Yesterday, a long-awaited round of negotiations began in Vienna between the Iranian regime and the Biden administration after much back-and-forth and many hesitant moves. The endeavors to revive the so-called nuclear deal shifted into full gear again after former US President Donald Trump threw it out the window, demanding a better deal than the defective one his predecessor reached with the Iranians.
Today, the US administration seems cautious and austere while the Iranian regime seems strong and patronizing. However, neither of these apparent realities is in fact true.
The Vienna talks held yesterday come in the wake of a videoconference meeting held between the two parties last Friday, which both countries welcomed. The US president said he wished to return to negotiations, but both Tehran and Washington believe the other should take the first step and recommit to the deal.
Despite Iran’s Foreign Minister Mohammad Javad Zarif’s call on the EU in early February to coordinate a return to the nuclear deal, Tehran refused to sit down with the US last month for talks called by the EU.
The new “trick” in America’s political playbook this time is the slogan “commitment in return for commitment.” Does that mean Washington will commit once Tehran does or vice versa? Who should commit first and to what? Is there a deadline? Is there an alternative route to take if no commitments are made?

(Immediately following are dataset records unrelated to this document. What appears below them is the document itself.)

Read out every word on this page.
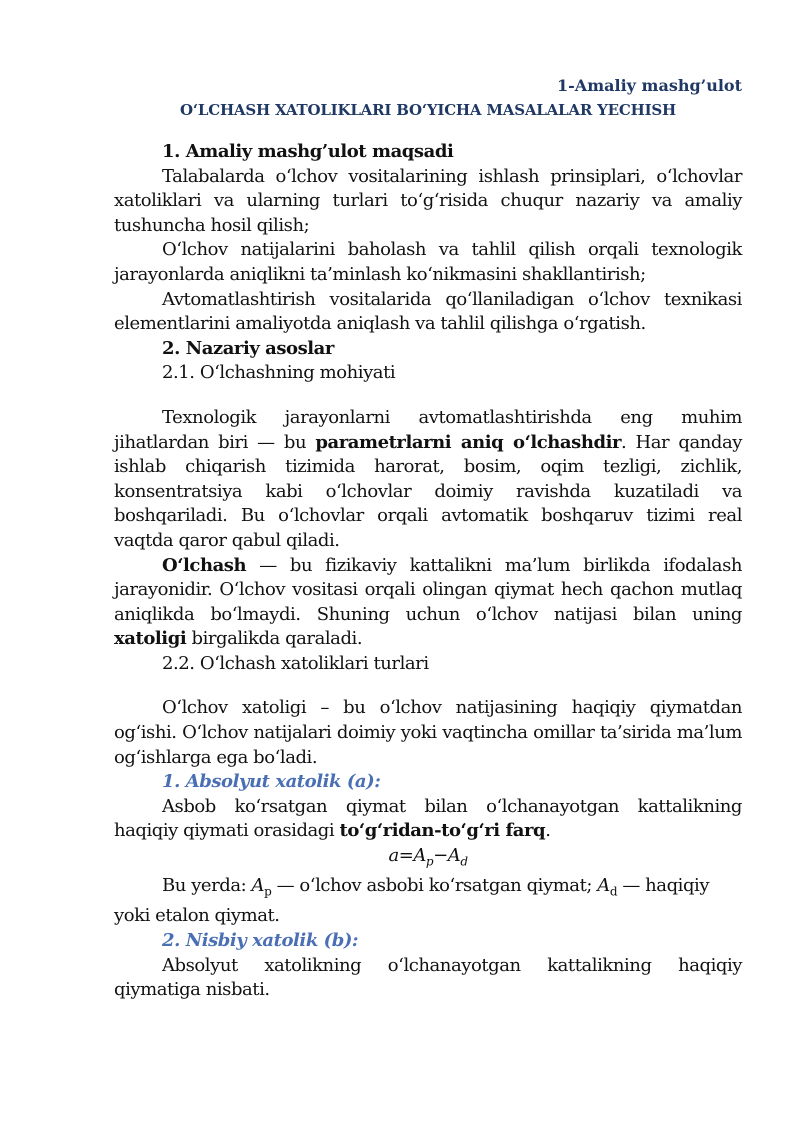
1-Amaliy mashg’ulot
O‘LCHASH XATOLIKLARI BO‘YICHA MASALALAR YECHISH

1. Amaliy mashg’ulot maqsadi

Talabalarda o‘lchov vositalarining ishlash prinsiplari, o‘lchovlar xatoliklari va ularning turlari to‘g‘risida chuqur nazariy va amaliy tushuncha hosil qilish;

O‘lchov natijalarini baholash va tahlil qilish orqali texnologik jarayonlarda aniqlikni ta’minlash ko‘nikmasini shakllantirish;

Avtomatlashtirish vositalarida qo‘llaniladigan o‘lchov texnikasi elementlarini amaliyotda aniqlash va tahlil qilishga o‘rgatish.

2. Nazariy asoslar

2.1. O‘lchashning mohiyati

Texnologik jarayonlarni avtomatlashtirishda eng muhim jihatlardan biri — bu parametrlarni aniq o‘lchashdir. Har qanday ishlab chiqarish tizimida harorat, bosim, oqim tezligi, zichlik, konsentratsiya kabi o‘lchovlar doimiy ravishda kuzatiladi va boshqariladi. Bu o‘lchovlar orqali avtomatik boshqaruv tizimi real vaqtda qaror qabul qiladi.

O‘lchash — bu fizikaviy kattalikni ma’lum birlikda ifodalash jarayonidir. O‘lchov vositasi orqali olingan qiymat hech qachon mutlaq aniqlikda bo‘lmaydi. Shuning uchun o‘lchov natijasi bilan uning xatoligi birgalikda qaraladi.

2.2. O‘lchash xatoliklari turlari

O‘lchov xatoligi – bu o‘lchov natijasining haqiqiy qiymatdan og‘ishi. O‘lchov natijalari doimiy yoki vaqtincha omillar ta’sirida ma’lum og‘ishlarga ega bo‘ladi.

1. Absolyut xatolik (a):

Asbob ko‘rsatgan qiymat bilan o‘lchanayotgan kattalikning haqiqiy qiymati orasidagi to‘g‘ridan-to‘g‘ri farq.

$a=A_p-A_d$

Bu yerda: $A_p$ — o‘lchov asbobi ko‘rsatgan qiymat; $A_d$ — haqiqiy

yoki etalon qiymat.

2. Nisbiy xatolik (b):

Absolyut xatolikning o‘lchanayotgan kattalikning haqiqiy qiymatiga nisbati.
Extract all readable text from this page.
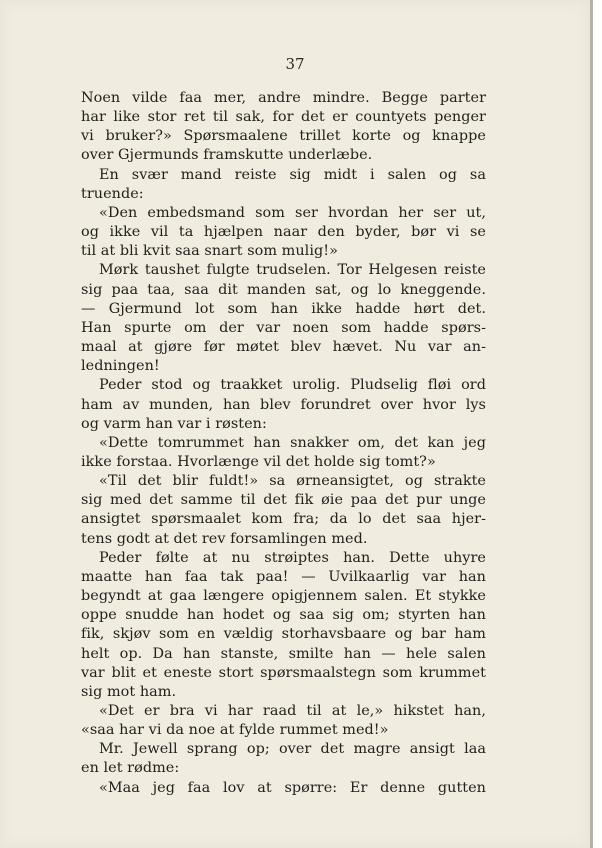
37
Noen vilde faa mer, andre mindre. Begge parter
har like stor ret til sak, for det er countyets penger
vi bruker?» Spørsmaalene trillet korte og knappe
over Gjermunds framskutte underlæbe.
En svær mand reiste sig midt i salen og sa
truende:
«Den embedsmand som ser hvordan her ser ut,
og ikke vil ta hjælpen naar den byder, bør vi se
til at bli kvit saa snart som mulig!»
Mørk taushet fulgte trudselen. Tor Helgesen reiste
sig paa taa, saa dit manden sat, og lo kneggende.
— Gjermund lot som han ikke hadde hørt det.
Han spurte om der var noen som hadde spørs-
maal at gjøre før møtet blev hævet. Nu var an-
ledningen!
Peder stod og traakket urolig. Pludselig fløi ord
ham av munden, han blev forundret over hvor lys
og varm han var i røsten:
«Dette tomrummet han snakker om, det kan jeg
ikke forstaa. Hvorlænge vil det holde sig tomt?»
«Til det blir fuldt!» sa ørneansigtet, og strakte
sig med det samme til det fik øie paa det pur unge
ansigtet spørsmaalet kom fra; da lo det saa hjer-
tens godt at det rev forsamlingen med.
Peder følte at nu strøiptes han. Dette uhyre
maatte han faa tak paa! — Uvilkaarlig var han
begyndt at gaa længere opigjennem salen. Et stykke
oppe snudde han hodet og saa sig om; styrten han
fik, skjøv som en vældig storhavsbaare og bar ham
helt op. Da han stanste, smilte han — hele salen
var blit et eneste stort spørsmaalstegn som krummet
sig mot ham.
«Det er bra vi har raad til at le,» hikstet han,
«saa har vi da noe at fylde rummet med!»
Mr. Jewell sprang op; over det magre ansigt laa
en let rødme:
«Maa jeg faa lov at spørre: Er denne gutten
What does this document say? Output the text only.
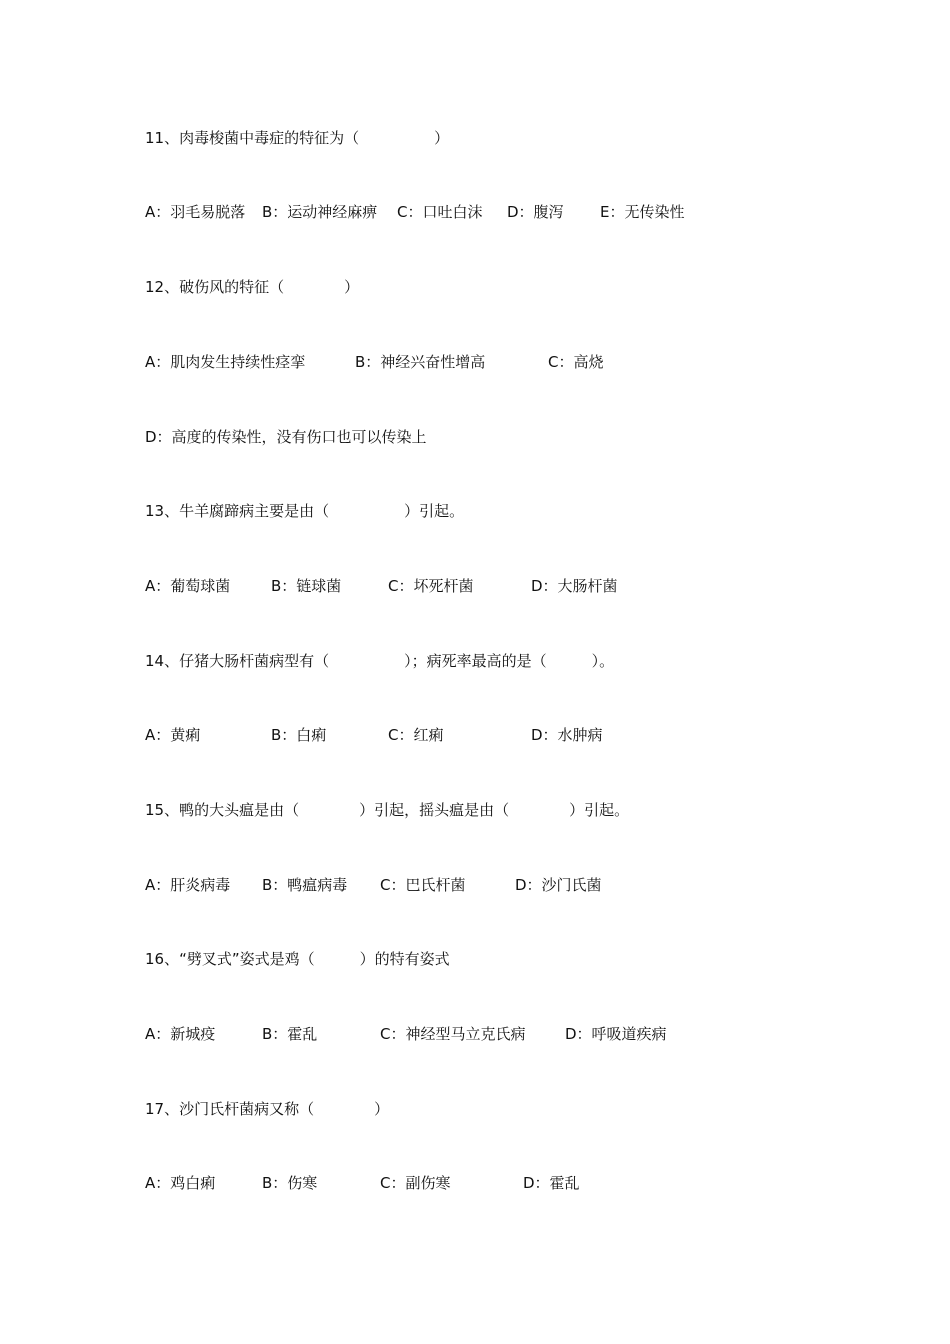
11、肉毒梭菌中毒症的特征为（　　　　　）

A：羽毛易脱落

B：运动神经麻痹

C：口吐白沫

D：腹泻

E：无传染性

12、破伤风的特征（　　　　）

A：肌肉发生持续性痉挛

	B：神经兴奋性增高

	C：高烧

D：高度的传染性，没有伤口也可以传染上

13、牛羊腐蹄病主要是由（　　　　　）引起。

A：葡萄球菌

	B：链球菌

	C：坏死杆菌

	D：大肠杆菌

14、仔猪大肠杆菌病型有（　　　　　）；病死率最高的是（　　　）。

A：黄痢

	B：白痢

	C：红痢

	D：水肿病

15、鸭的大头瘟是由（　　　　）引起，摇头瘟是由（　　　　）引起。

A：肝炎病毒

B：鸭瘟病毒

C：巴氏杆菌

	D：沙门氏菌

16、“劈叉式”姿式是鸡（　　　）的特有姿式

A：新城疫

	B：霍乱

	C：神经型马立克氏病

	D：呼吸道疾病

17、沙门氏杆菌病又称（　　　　）

A：鸡白痢

	B：伤寒

	C：副伤寒

	D：霍乱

As the old saying goes, “insanity is doing the same thing over and over again and expecting different results.” It is unclear if the main goal is just starting negotiations and talks with the Iran while putting everything else on the backburner; or if the ultimate purpose is weakening the Iranian regime, or perhaps the US seeks to deter and prevent Iran’s nuclear program and hostile missile capacities and put an end to its insidious policies in the Middle East.
Well, wasn’t Trump taking this path? What changed?